Hi! I was downloading CO1 sequences from NCBI over the weekend and in my output, I got some messages that it didn't download some sequences.
Warnings in Output File (was stated multiple time):
WARNING:2024-09-07 13:45:57,826:LokyProcess-4:Expected 5000 sequences in this chunk, but got 4995. I do not know why, or which sequences are missing.

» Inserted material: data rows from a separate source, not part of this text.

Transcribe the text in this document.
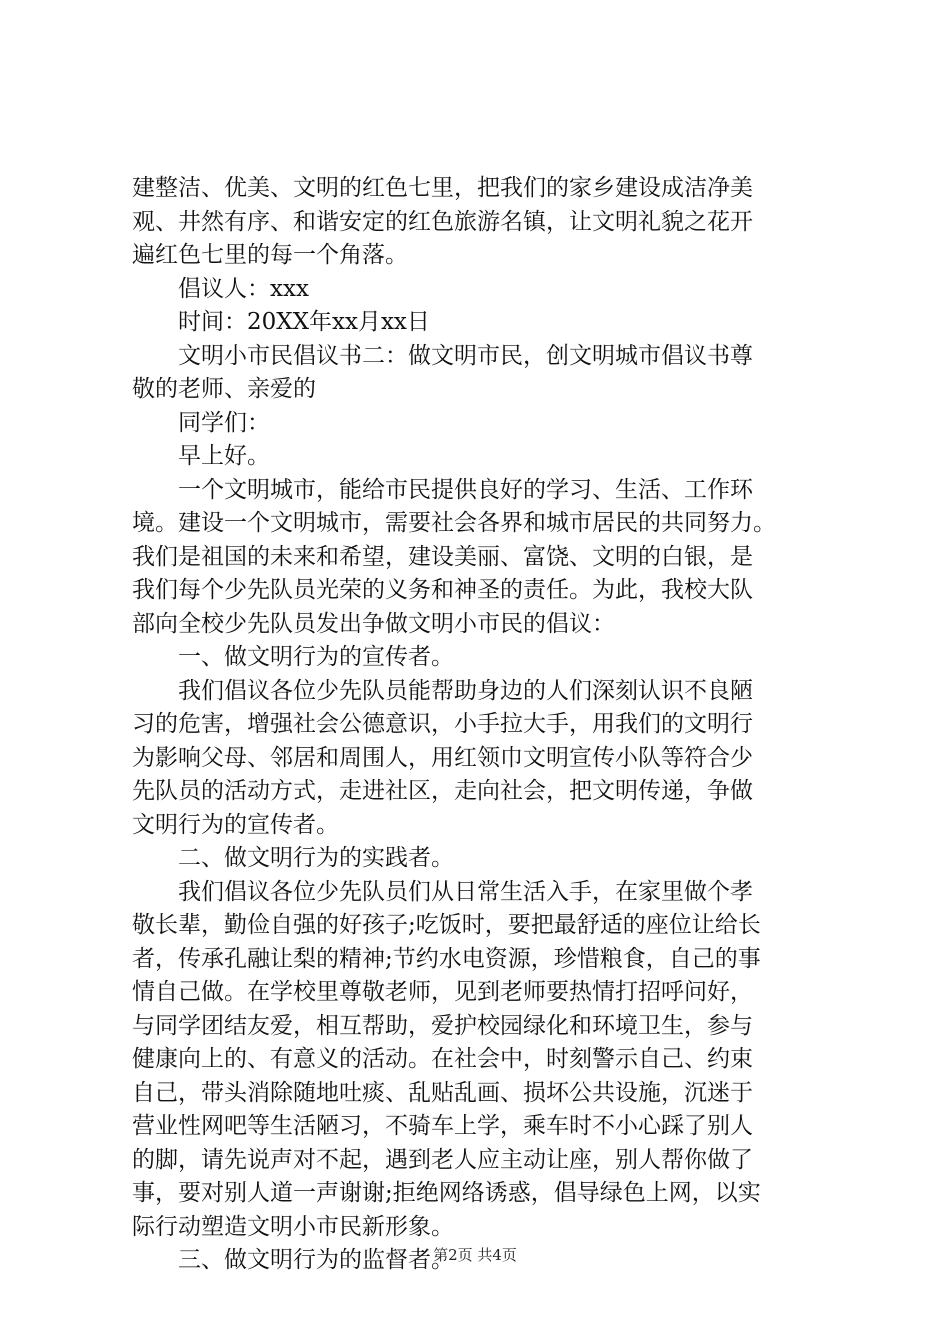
建整洁、优美、文明的红色七里，把我们的家乡建设成洁净美
观、井然有序、和谐安定的红色旅游名镇，让文明礼貌之花开
遍红色七里的每一个角落。
倡议人：xxx
时间：20XX年xx月xx日
文明小市民倡议书二：做文明市民，创文明城市倡议书尊
敬的老师、亲爱的
同学们：
早上好。
一个文明城市，能给市民提供良好的学习、生活、工作环
境。建设一个文明城市，需要社会各界和城市居民的共同努力。
我们是祖国的未来和希望，建设美丽、富饶、文明的白银，是
我们每个少先队员光荣的义务和神圣的责任。为此，我校大队
部向全校少先队员发出争做文明小市民的倡议：
一、做文明行为的宣传者。
我们倡议各位少先队员能帮助身边的人们深刻认识不良陋
习的危害，增强社会公德意识，小手拉大手，用我们的文明行
为影响父母、邻居和周围人，用红领巾文明宣传小队等符合少
先队员的活动方式，走进社区，走向社会，把文明传递，争做
文明行为的宣传者。
二、做文明行为的实践者。
我们倡议各位少先队员们从日常生活入手，在家里做个孝
敬长辈，勤俭自强的好孩子;吃饭时，要把最舒适的座位让给长
者，传承孔融让梨的精神;节约水电资源，珍惜粮食，自己的事
情自己做。在学校里尊敬老师，见到老师要热情打招呼问好，
与同学团结友爱，相互帮助，爱护校园绿化和环境卫生，参与
健康向上的、有意义的活动。在社会中，时刻警示自己、约束
自己，带头消除随地吐痰、乱贴乱画、损坏公共设施，沉迷于
营业性网吧等生活陋习，不骑车上学，乘车时不小心踩了别人
的脚，请先说声对不起，遇到老人应主动让座，别人帮你做了
事，要对别人道一声谢谢;拒绝网络诱惑，倡导绿色上网，以实
际行动塑造文明小市民新形象。
三、做文明行为的监督者。
第2页 共4页
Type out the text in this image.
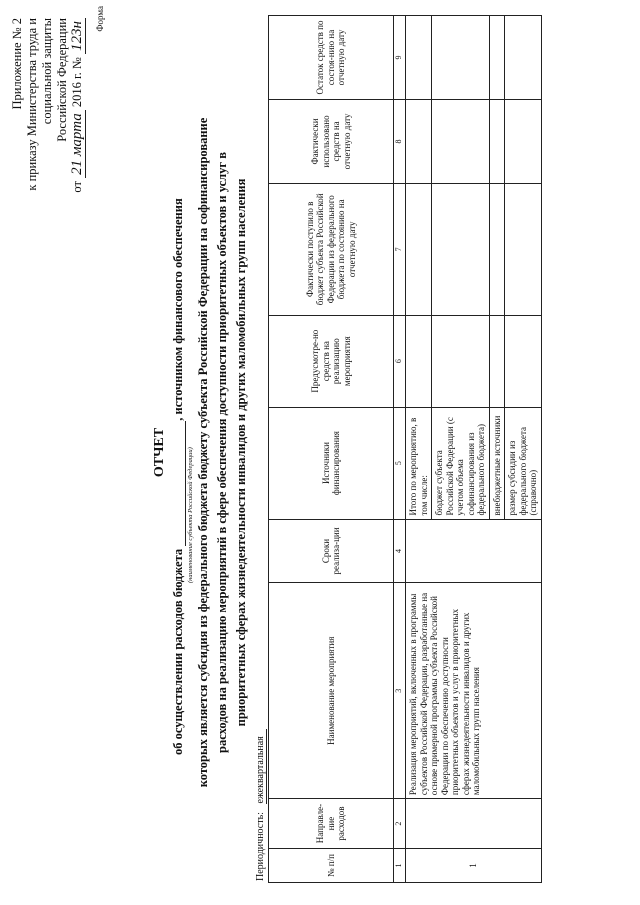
Приложение № 2 к приказу Министерства труда и социальной защиты Российской Федерации
от 21 марта 2016 г. № 123н
Форма
ОТЧЕТ
об осуществлении расходов бюджета , источником финансового обеспечения
(наименование субъекта Российской Федерации) которых является субсидия из федерального бюджета бюджету субъекта Российской Федерации на софинансирование расходов на реализацию мероприятий в сфере обеспечения доступности приоритетных объектов и услуг в приоритетных сферах жизнедеятельности инвалидов и других маломобильных групп населения
Периодичность: ежеквартальная
№ п/п	Направле-ние расходов	Наименование мероприятия	Сроки реализа-ции	Источники финансирования	Предусмотре-но средств на реализацию мероприятия	Фактически поступило в бюджет субъекта Российской Федерации из федерального бюджета по состоянию на отчетную дату	Фактически использовано средств на отчетную дату	Остаток средств по состоя-нию на отчетную дату
1	2	3	4	5	6	7	8	9
1		Реализация мероприятий, включенных в программы субъектов Российской Федерации, разработанные на основе примерной программы субъекта Российской Федерации по обеспечению доступности приоритетных объектов и услуг в приоритетных сферах жизнедеятельности инвалидов и других маломобильных групп населения		Итого по мероприятию, в том числе:				
				бюджет субъекта Российской Федерации (с учетом объема софинансирования из федерального бюджета)				
				внебюджетные источники				
				размер субсидии из федерального бюджета (справочно)				
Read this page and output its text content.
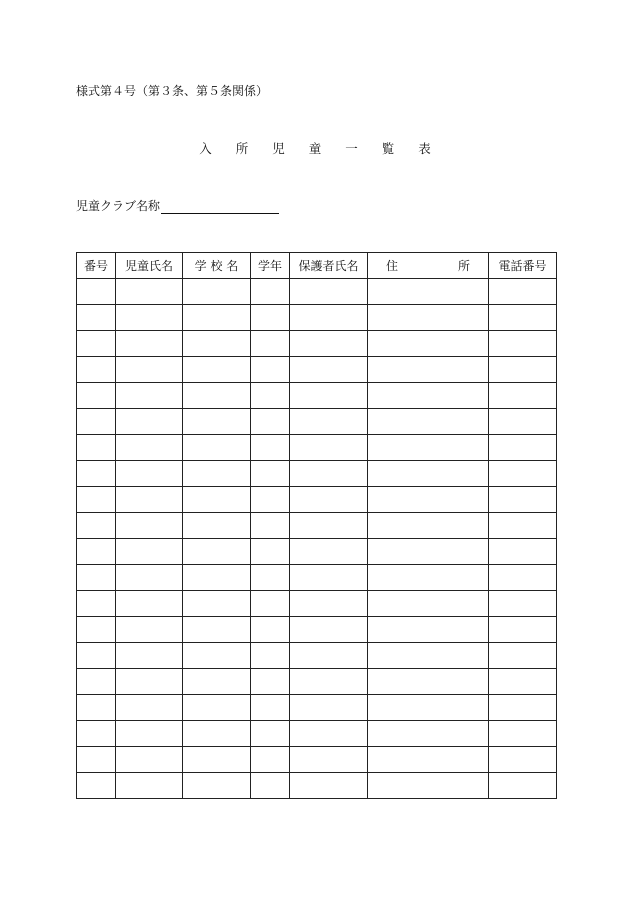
様式第４号（第３条、第５条関係）
入 所 児 童 一 覧 表
児童クラブ名称
番号	児童氏名	学 校 名	学年	保護者氏名	住 所	電話番号
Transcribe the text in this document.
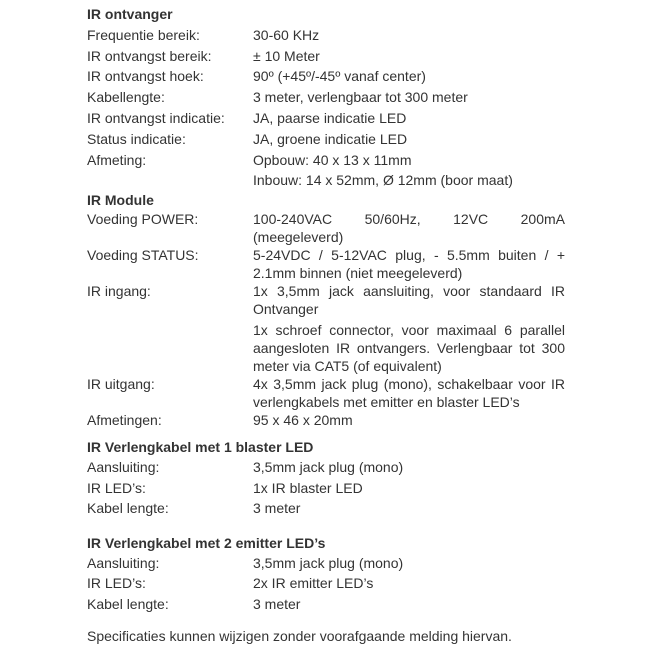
IR ontvanger
Frequentie bereik:	30-60 KHz

IR ontvangst bereik:	± 10 Meter

IR ontvangst hoek:	90º (+45º/-45º vanaf center)

Kabellengte:	3 meter, verlengbaar tot 300 meter

IR ontvangst indicatie:	JA, paarse indicatie LED

Status indicatie:	JA, groene indicatie LED

Afmeting:	Opbouw: 40 x 13 x 11mm

Inbouw: 14 x 52mm, Ø 12mm (boor maat)

IR Module
Voeding POWER:	100-240VAC 50/60Hz, 12VC 200mA (meegeleverd)

Voeding STATUS:	5-24VDC / 5-12VAC plug, - 5.5mm buiten / + 2.1mm binnen (niet meegeleverd)

IR ingang:	1x 3,5mm jack aansluiting, voor standaard IR Ontvanger

1x schroef connector, voor maximaal 6 parallel aangesloten IR ontvangers. Verlengbaar tot 300 meter via CAT5 (of equivalent)

IR uitgang:	4x 3,5mm jack plug (mono), schakelbaar voor IR verlengkabels met emitter en blaster LED’s

Afmetingen:	95 x 46 x 20mm

IR Verlengkabel met 1 blaster LED
Aansluiting:	3,5mm jack plug (mono)

IR LED’s:	1x IR blaster LED

Kabel lengte:	3 meter

IR Verlengkabel met 2 emitter LED’s
Aansluiting:	3,5mm jack plug (mono)

IR LED’s:	2x IR emitter LED’s

Kabel lengte:	3 meter

Specificaties kunnen wijzigen zonder voorafgaande melding hiervan.
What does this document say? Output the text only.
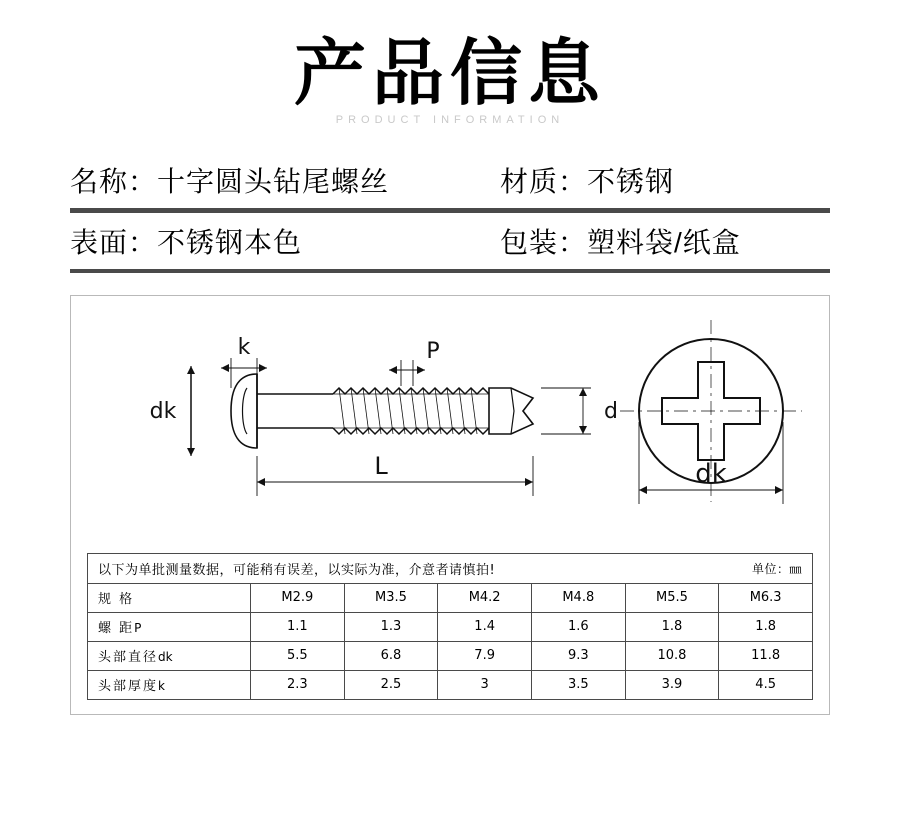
产品信息
PRODUCT INFORMATION
名称： 十字圆头钻尾螺丝	材质： 不锈钢
表面： 不锈钢本色	包装： 塑料袋/纸盒
k	P
dk
L
d
dk
以下为单批测量数据，可能稍有误差，以实际为准，介意者请慎拍!	单位：㎜
规 格	M2.9	M3.5	M4.2	M4.8	M5.5	M6.3
螺 距P	1.1	1.3	1.4	1.6	1.8	1.8
头部直径dk	5.5	6.8	7.9	9.3	10.8	11.8
头部厚度k	2.3	2.5	3	3.5	3.9	4.5
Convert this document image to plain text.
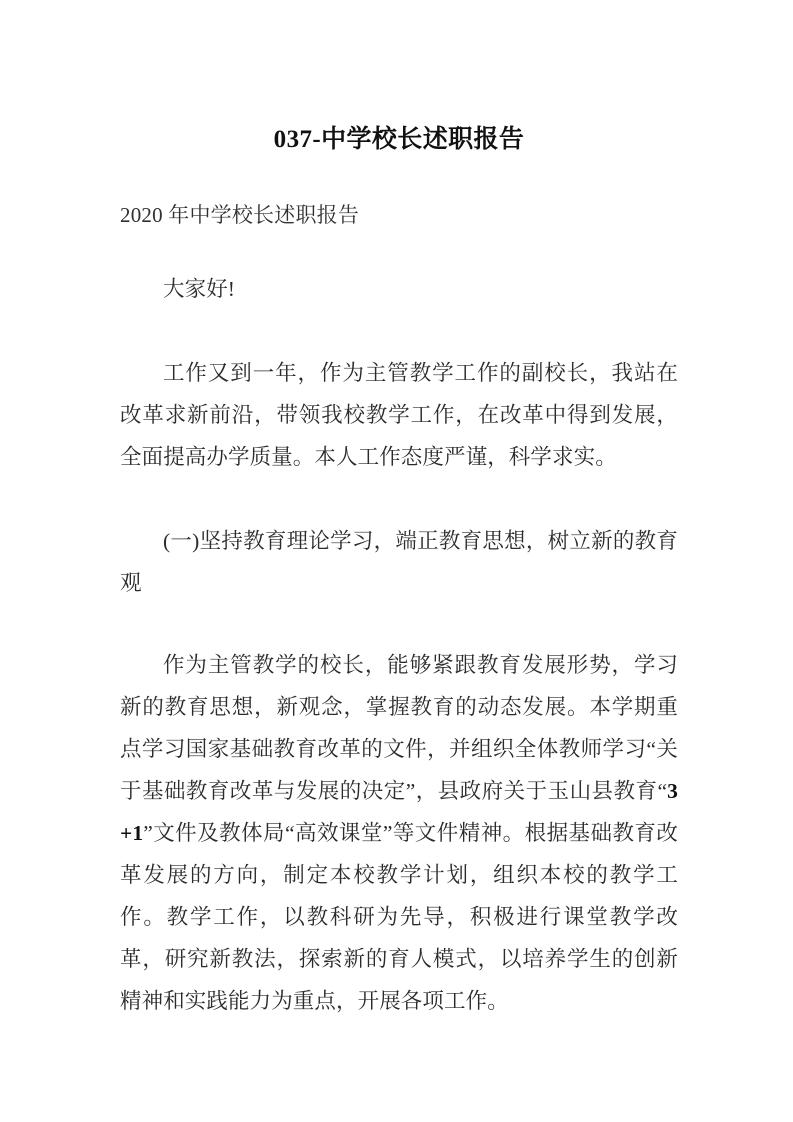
037-中学校长述职报告
2020 年中学校长述职报告

大家好!

工作又到一年，作为主管教学工作的副校长，我站在改革求新前沿，带领我校教学工作，在改革中得到发展，全面提高办学质量。本人工作态度严谨，科学求实。

(一)坚持教育理论学习，端正教育思想，树立新的教育观

作为主管教学的校长，能够紧跟教育发展形势，学习新的教育思想，新观念，掌握教育的动态发展。本学期重点学习国家基础教育改革的文件，并组织全体教师学习“关于基础教育改革与发展的决定”，县政府关于玉山县教育“3+1”文件及教体局“高效课堂”等文件精神。根据基础教育改革发展的方向，制定本校教学计划，组织本校的教学工作。教学工作，以教科研为先导，积极进行课堂教学改革，研究新教法，探索新的育人模式，以培养学生的创新精神和实践能力为重点，开展各项工作。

Warnings at the end of the output file:
WARNING:2024-09-07 14:41:30,989:MainProcess:The following accessions were deleted from the sequence database because there was a problem with their taxonomies: LC277241.1, LC277240.1, LC277239.1, LC277238.1, LC277237.1, LC277236.1, LC277235.1, AP011270.1, AB626856.1, GU987838.1, LC735809.1, MW291683.1, MT491941.1, MW991407.1, MW991406.1, MW830102.1, MW830101.1, MW830100.1, MW830099.1, MW830076.1, MW830075.1, MW830074.1, MW830073.1, MW830072.1, MW830071.1, MW830070.1, MW830069.1, MW830068.1, LC613154.1.
The problematic taxids were: 2821972, 2821967, 2821979, 2821966, 2821965, 2821971, 2821977, 2821978, 2821973, 2821970, 2821969, 2791187, 2821968, 2821976, 0.
My code:
qiime rescript get-ncbi-data
--p-query '(cytochrome c oxidase subunit I[gene] OR cytochrome oxidase subunit 1[gene] OR cytochrome oxidase subunit I[gene] OR COX1[gene] OR CO1[gene] OR COI[gene] OR COXI[gene] NOT environmental sample[Title] NOT environmental samples[Title] NOT environmental[Title] NOT uncultured[Title] NOT unclassified[Title] NOT unidentified[Title] NOT unverified[Title] NOT txid2[ORGN] NOT txid2157[ORGN] NOT txid10239[ORGN])'
--verbose --p-logging-level INFO
--p-n-jobs 5
--o-sequences CO1_sequences.qza
--o-taxonomy CO1_taxonomy.qza
My error file was empty so I just want to make sure that this is fine and I don't need to troubleshoot anything. Thank you!!